You are given an integer array coins representing coins of different denominations and an integer amount representing a total amount of money.

Return the number of combinations that make up that amount. If that amount of money cannot be made up by any combination of the coins, return 0.

You may assume that you have an infinite number of each kind of coin.
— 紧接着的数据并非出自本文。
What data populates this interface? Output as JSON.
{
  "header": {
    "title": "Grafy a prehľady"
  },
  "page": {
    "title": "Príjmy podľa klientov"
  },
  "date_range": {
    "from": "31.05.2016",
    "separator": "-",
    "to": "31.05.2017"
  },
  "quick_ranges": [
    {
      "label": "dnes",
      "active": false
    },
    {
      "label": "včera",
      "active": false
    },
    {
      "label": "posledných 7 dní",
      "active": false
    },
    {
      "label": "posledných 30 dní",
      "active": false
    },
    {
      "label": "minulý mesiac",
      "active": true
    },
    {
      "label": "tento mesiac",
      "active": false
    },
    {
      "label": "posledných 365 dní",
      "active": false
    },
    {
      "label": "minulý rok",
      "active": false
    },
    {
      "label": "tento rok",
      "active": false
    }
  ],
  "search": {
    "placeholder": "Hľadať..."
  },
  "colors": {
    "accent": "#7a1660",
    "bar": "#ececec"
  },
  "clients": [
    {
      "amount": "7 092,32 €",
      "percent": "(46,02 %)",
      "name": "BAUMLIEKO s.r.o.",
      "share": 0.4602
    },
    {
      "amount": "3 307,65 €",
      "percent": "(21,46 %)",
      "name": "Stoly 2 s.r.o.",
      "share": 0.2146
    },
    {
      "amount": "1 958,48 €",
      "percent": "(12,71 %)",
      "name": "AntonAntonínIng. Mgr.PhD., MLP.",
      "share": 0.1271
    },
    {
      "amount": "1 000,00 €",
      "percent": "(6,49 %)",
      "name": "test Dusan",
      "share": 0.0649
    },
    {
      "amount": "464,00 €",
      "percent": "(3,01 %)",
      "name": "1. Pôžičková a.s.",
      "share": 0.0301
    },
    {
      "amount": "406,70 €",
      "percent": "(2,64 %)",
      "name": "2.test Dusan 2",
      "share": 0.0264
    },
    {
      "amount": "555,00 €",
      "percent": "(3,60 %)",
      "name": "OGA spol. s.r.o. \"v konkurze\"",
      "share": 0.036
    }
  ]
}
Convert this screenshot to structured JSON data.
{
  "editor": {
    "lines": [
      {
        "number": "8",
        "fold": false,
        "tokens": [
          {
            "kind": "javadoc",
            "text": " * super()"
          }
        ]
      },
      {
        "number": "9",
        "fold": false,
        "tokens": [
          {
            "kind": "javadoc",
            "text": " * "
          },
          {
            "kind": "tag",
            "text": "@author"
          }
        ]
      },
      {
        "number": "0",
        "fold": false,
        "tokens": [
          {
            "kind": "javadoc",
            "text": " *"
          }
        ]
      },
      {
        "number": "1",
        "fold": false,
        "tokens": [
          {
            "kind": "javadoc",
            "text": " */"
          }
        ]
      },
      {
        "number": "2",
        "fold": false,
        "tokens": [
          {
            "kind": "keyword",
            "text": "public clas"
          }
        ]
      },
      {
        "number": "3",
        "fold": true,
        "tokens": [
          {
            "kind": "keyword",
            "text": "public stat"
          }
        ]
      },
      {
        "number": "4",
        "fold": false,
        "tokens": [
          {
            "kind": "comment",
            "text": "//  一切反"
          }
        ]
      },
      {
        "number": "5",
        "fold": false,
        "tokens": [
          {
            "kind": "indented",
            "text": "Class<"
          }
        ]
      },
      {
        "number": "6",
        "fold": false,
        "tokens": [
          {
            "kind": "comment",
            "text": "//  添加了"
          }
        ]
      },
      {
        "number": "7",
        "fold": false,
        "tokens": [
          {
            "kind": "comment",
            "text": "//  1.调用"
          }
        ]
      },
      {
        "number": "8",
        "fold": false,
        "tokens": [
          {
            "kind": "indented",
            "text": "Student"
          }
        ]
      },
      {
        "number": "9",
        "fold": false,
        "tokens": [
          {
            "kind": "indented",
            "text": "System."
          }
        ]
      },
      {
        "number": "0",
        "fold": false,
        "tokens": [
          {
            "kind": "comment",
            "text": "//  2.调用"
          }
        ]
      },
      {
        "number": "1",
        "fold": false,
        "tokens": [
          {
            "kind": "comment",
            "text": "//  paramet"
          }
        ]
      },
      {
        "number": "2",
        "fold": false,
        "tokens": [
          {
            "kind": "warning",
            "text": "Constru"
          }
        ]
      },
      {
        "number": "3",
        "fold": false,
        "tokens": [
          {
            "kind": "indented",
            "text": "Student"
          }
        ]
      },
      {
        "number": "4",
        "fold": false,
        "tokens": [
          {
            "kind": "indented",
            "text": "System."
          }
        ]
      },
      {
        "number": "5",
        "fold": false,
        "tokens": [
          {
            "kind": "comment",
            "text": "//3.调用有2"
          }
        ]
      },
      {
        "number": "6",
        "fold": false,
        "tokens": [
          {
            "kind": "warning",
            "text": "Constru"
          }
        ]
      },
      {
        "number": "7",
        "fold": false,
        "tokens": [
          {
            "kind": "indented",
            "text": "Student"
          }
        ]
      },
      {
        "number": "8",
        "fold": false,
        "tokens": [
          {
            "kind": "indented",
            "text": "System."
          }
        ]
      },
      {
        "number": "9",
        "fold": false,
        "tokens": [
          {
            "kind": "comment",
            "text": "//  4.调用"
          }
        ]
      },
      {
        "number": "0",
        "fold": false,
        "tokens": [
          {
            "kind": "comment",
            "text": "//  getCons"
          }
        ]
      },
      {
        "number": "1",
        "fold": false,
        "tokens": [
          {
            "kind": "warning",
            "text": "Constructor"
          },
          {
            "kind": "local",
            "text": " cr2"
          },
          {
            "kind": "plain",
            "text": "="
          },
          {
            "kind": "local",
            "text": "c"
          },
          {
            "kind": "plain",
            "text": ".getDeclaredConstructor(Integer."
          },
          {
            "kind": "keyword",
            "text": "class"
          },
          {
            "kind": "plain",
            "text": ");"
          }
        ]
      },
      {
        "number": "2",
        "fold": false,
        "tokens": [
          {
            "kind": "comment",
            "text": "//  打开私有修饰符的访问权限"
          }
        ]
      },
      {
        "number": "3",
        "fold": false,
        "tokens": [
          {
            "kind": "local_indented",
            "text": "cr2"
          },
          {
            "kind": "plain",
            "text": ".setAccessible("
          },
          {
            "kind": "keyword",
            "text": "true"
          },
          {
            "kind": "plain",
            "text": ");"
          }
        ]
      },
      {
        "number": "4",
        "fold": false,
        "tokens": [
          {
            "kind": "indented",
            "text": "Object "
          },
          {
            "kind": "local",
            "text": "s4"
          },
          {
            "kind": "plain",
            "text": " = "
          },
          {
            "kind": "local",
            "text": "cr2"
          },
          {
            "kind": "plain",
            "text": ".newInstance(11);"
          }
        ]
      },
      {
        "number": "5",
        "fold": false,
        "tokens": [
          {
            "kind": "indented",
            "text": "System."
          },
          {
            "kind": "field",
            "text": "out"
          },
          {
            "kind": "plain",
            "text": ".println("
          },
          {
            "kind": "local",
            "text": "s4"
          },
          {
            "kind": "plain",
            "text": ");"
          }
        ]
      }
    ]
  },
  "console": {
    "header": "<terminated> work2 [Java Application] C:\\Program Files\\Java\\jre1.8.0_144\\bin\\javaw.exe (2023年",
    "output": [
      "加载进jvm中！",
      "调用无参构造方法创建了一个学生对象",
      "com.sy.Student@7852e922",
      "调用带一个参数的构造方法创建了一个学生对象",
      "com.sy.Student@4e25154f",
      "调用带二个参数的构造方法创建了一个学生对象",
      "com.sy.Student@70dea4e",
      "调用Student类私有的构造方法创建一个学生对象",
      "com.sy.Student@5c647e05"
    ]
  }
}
The answer is guaranteed to fit into a signed 32-bit integer.

题目解析：

• 每种物品有无限件，是完全背包，遍历背包方式从小到大，而01背包是从大到小遍历背包

代码：

class Solution {
    public int change(int amount, int[] coins) {
        int[] dp = new int[amount + 1];
        dp[0] = 1;
        for(int coin : coins) {
            for (int i=coin; i <= amount; i++) {
                dp[i] += dp[i-coin];
            }
        }
        return dp[amount];
    }
}

377. Combination Sum IV

Given an array of distinct integers nums and a target integer target, return the number of possible combinations that add up to target.

The test cases are generated so that the answer can fit in a 32-bit integer.

题目解析：

• 因为不同的顺序代表不同的组合，所以不能先遍历物品再遍历背包，因为先遍历物品再遍历背包得出的结果顺序都是和原来的顺序相同，不能体现不同的顺序
• 所以必须先遍历背包容量再遍历物品，这样相同的物品可能出现在前，也可能出现在后

代码：

class Solution {
    public int combinationSum4(int[] nums, int target) {
        int[] dp = new int[target + 1];
        dp[0] = 1;
        for (int i = 1; i <= target; i++) {
            for (int num : nums) {
                if (i - num >= 0) {
                    dp[i] += dp[i-num];
                }
            }
        }
        return dp[target];
    }
}